You agree that the liability limit of our company shall in no event be greater than the aggregate dollar amount which You paid during the terms of this agreement, including any reasonable attorneys' fees and court costs.

12. Miscellaneous
Governing Law; Jurisdiction; Forum. This agreement shall be governed by and construed in accordance with the laws of the state of Washington without regard to its conflicts of laws or principles. You agree, in the event any suit is brought in connection with our company's provision of services to you, to submit to the jurisdiction of the state of Washington, and agree to the courts of Okanogan County, Washington as the appropriate forum.

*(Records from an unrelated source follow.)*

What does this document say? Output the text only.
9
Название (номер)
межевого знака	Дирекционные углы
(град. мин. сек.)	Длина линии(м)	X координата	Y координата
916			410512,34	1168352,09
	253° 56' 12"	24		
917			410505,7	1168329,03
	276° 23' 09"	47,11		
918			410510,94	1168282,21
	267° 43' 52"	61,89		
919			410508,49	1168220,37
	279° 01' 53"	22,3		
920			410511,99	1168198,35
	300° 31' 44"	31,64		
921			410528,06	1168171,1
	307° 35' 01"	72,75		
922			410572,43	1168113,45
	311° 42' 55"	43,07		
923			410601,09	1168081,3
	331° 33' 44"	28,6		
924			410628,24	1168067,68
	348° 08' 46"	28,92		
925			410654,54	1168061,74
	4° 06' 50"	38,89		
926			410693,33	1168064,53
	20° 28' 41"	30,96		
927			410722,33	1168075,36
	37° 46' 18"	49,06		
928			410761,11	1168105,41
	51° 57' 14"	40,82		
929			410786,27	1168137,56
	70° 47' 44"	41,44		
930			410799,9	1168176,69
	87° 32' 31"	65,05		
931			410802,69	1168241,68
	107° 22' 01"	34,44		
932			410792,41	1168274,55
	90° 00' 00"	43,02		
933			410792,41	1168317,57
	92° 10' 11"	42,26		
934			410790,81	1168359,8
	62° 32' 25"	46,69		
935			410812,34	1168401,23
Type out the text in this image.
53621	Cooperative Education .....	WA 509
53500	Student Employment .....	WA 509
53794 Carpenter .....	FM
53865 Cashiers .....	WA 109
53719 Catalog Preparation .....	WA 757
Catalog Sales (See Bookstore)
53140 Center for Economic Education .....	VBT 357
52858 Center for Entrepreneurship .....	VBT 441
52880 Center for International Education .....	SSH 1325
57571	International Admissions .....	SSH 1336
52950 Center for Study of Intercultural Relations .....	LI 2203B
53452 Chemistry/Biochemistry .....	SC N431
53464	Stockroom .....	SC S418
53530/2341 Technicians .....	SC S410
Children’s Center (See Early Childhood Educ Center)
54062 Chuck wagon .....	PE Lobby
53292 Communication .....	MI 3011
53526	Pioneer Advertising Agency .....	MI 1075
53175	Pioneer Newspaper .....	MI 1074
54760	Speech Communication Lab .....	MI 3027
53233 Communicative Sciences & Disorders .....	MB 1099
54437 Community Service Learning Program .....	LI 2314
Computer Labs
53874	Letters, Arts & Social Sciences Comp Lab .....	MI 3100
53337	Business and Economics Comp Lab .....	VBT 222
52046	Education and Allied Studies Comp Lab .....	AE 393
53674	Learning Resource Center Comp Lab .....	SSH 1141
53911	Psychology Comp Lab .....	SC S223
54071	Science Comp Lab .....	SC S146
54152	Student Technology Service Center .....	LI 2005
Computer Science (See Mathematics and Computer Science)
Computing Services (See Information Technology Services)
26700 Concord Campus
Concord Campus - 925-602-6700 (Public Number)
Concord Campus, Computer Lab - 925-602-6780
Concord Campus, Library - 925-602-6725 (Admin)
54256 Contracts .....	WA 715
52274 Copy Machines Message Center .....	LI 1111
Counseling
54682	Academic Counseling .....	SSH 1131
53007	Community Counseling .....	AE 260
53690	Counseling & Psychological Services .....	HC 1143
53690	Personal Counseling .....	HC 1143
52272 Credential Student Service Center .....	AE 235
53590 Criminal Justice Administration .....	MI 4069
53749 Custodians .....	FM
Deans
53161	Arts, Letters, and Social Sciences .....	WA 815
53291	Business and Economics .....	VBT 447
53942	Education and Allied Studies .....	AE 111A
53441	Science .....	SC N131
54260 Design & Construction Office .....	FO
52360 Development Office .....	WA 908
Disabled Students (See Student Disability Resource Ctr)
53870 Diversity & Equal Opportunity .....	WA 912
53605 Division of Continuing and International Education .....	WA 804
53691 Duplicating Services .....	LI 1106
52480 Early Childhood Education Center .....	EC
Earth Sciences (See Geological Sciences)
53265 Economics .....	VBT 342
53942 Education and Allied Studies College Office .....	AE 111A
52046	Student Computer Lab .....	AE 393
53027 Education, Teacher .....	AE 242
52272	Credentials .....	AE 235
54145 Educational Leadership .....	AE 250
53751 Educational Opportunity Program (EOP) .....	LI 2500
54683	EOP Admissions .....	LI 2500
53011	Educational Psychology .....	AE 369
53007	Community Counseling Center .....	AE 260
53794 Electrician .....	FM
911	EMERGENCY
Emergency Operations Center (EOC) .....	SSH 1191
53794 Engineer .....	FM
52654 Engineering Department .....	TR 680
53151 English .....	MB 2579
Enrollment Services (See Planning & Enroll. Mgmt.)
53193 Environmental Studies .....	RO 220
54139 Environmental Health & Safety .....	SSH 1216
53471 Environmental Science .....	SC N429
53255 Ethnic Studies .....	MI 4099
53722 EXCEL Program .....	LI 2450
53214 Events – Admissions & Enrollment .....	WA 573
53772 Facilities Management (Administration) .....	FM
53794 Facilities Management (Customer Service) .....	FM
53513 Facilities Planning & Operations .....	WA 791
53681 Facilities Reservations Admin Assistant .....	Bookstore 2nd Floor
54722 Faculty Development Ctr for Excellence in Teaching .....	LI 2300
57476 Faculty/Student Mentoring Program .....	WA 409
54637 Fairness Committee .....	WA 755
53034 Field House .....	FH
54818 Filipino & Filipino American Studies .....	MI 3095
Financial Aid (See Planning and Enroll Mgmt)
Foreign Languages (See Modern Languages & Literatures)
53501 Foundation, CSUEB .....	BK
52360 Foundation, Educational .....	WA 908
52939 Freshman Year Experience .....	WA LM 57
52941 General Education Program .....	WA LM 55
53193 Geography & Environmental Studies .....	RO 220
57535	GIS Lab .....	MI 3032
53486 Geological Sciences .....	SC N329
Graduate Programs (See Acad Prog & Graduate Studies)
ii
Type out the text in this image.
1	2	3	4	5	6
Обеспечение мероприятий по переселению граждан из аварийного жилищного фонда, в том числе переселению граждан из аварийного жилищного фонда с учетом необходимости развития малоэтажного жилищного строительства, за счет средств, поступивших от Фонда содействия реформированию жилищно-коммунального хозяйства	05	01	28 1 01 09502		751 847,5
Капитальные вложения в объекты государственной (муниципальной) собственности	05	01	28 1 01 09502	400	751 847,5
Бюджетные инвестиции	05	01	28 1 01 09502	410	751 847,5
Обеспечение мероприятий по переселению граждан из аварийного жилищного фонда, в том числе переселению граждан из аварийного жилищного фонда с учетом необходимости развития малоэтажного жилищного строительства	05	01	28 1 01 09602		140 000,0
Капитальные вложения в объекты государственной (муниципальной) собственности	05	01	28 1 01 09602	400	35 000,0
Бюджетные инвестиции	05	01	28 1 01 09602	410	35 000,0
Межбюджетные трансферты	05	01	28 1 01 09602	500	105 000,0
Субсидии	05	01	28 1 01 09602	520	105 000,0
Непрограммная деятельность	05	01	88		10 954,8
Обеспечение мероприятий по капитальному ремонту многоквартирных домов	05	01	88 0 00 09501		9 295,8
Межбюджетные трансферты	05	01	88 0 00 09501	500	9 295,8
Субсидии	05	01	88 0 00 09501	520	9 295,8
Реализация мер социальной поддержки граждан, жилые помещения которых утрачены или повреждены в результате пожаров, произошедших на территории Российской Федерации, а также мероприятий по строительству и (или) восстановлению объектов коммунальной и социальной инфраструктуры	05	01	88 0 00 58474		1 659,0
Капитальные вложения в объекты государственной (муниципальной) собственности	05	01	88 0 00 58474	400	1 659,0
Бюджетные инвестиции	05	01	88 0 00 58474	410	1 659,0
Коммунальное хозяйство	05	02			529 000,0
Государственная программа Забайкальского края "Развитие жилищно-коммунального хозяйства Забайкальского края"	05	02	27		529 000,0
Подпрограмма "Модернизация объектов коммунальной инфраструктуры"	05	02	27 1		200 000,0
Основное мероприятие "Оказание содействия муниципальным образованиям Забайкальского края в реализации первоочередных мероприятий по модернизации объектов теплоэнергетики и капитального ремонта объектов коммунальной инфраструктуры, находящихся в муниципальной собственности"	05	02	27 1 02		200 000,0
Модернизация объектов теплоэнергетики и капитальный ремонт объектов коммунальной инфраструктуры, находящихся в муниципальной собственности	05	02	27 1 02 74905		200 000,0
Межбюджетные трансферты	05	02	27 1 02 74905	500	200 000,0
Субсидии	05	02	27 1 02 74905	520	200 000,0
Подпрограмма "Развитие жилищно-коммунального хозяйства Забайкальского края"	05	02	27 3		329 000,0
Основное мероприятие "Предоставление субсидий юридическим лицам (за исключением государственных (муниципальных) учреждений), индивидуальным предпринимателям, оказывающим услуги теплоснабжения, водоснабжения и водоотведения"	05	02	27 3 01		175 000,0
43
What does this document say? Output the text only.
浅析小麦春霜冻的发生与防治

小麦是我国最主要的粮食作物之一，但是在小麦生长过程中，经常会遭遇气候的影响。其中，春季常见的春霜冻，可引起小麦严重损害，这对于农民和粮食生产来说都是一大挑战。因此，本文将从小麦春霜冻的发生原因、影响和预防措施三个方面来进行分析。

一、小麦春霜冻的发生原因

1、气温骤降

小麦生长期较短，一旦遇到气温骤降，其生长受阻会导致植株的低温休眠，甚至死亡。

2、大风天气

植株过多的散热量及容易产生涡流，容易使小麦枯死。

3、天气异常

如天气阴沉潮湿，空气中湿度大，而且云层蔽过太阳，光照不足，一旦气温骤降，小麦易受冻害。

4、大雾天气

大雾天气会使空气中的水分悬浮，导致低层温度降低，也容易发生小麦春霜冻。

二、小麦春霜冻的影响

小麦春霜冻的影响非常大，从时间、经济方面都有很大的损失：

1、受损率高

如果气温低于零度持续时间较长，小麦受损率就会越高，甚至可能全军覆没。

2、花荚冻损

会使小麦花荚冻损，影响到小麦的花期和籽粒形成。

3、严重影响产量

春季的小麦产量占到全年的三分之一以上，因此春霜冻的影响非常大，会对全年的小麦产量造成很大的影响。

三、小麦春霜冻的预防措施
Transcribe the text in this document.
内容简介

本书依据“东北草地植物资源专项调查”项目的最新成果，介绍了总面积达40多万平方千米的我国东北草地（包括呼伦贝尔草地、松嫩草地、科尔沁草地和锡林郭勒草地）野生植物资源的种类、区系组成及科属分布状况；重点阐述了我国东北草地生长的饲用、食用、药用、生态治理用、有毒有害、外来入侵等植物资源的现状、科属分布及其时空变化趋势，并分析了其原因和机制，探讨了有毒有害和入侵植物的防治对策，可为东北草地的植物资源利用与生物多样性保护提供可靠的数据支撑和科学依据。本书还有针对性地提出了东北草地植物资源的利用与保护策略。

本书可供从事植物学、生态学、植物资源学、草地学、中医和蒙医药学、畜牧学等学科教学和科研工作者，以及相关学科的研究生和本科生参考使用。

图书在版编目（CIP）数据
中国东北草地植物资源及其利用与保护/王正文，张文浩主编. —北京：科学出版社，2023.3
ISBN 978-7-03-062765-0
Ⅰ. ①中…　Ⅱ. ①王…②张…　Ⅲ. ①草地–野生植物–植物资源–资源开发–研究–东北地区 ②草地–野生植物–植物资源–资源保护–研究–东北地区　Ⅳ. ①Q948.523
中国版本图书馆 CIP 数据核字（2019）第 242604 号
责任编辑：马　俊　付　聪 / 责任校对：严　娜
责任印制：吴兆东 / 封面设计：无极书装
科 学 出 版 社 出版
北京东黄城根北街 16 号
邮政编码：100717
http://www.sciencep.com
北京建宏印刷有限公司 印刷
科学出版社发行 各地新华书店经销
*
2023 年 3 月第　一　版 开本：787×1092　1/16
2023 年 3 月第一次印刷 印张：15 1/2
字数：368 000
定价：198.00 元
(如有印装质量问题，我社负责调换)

Severability. In case any one or more of the provisions contained herein shall, for any reason, be held to be invalid, illegal, or unenforceable in any respect, such invalidity, illegality, or unenforceability shall not affect any other provisions of this agreement, and this agreement shall be construed as if such provision(s) had never been contained herein, provided that such provision(s) shall be curtailed, limited, or eliminated only to the extent necessary to remove the invalidity, illegality, or unenforceability.

Waiver. No waiver by our company of any breach by You of any of the provisions of this agreement shall be deemed a waiver of any preceding or succeeding breach of this agreement. No such waiver shall be effective unless it is in writing and then only to the extent expressly set forth in such writing. Entire agreement. This agreement, including our company Acceptable Use Policy, Our company No Spam Policy, , shall constitute the entire agreement between You and our company.